Михаил Донцов чешет:
— Щус, пожалуй, на тебя обидится, а? Смотри, Петро.
Попов гудит:
— Ну, а что он мне сделает? Не скажет разве завтра «доброе утро»? А? Дела! Ой, братва, макароны, ну и макароны сегодня!
Обедают товарищи боевые, уплетают макароны коммунары. Про эскадру вспоминают. Ничего эскадра, солидная эскадра, красивая эскадра республики Франции. И ход хороший, быстро от берегов наших смывается.
Опять мысль чья–то: в чем же дело?! Как же так?
Разберем.
У товарищей боевых глаз веселый — обработали дело.
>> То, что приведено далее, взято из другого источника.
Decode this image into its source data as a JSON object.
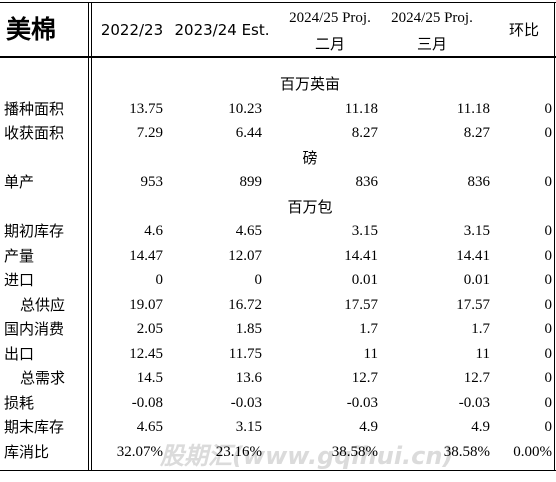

Еще раз командир бронепоезда секретный пакет, с паровоза доставленный тремя товарищами (двух убьет — один довезет, вот трех и послали), перечитывает:
«Имея в виду огромное превосходство противника и сложность обстановки, ни в коем случае первым не начинать артиллерийского боя, ибо в этом случае Красную Армию французское командование обвинит в предательском нападении и извлечет из этого пользу. Вызвав противника на ответ, мы поставим Мариуполь в опасное положение, будут напрасные жертвы среди населения, возникнут пожары, и, возможно, пострадает и бронепоезд — единственный на участке Третьей бригады. Действовать поэтому осмотрительно, не сообщая о сей инструкции махновцам, иначе они сами откроют огонь, и не поддаваясь требованиям махновцев, склонных втягиваться в операции без расчета. Командование рассчитывает добиться ухода французов мерами переговорными, имея в виду общую обстановку, вынуждающую союзников к отступлению.
В остальном вам надлежит действовать строго сообразно обстановке».
Есть, так держать!
Эй, радовавшийся предательству! Гляди, что будет еще впереди!
А ты, браток, понял?
Ветер спал. «Спартак» стоит, коммунары макароны убрали, доели, утерлись, покурили. Жизнь! Зачем и помирать!
Команде — по Морскому уставу — положено иметь время послеобеденного отдыха…
Нежнейше овевает всех бриз с моря. Нежнейше в тишине дня гитара заиграла «Страдание»… Струны источают тончайшее и грустное, сладкую печаль на матросов наводят, и головы их к броне клонятся… И кого–то жаль, и кого–то нет…
И необъяснимы мысли у матросов, такие неясные, неопределенные — шевелится затаенная боль…
Кто там играет так, гэй?! Отчего печаль?
Играет Петро Попов. Возит с собой гитару, укутанную в кожаную тужурку, чтобы при стрельбе не побилась. Гитару возит везде и, когда руки не заняты орудием, вынимает ее, расправив нежный бантик на грифе.
— Слабость у вас, товарищ, слабость к мещанской гитарке, а еще партиец и военмор!
— Правда ваша, строгий и точный товарищ, что же делать? Слабость!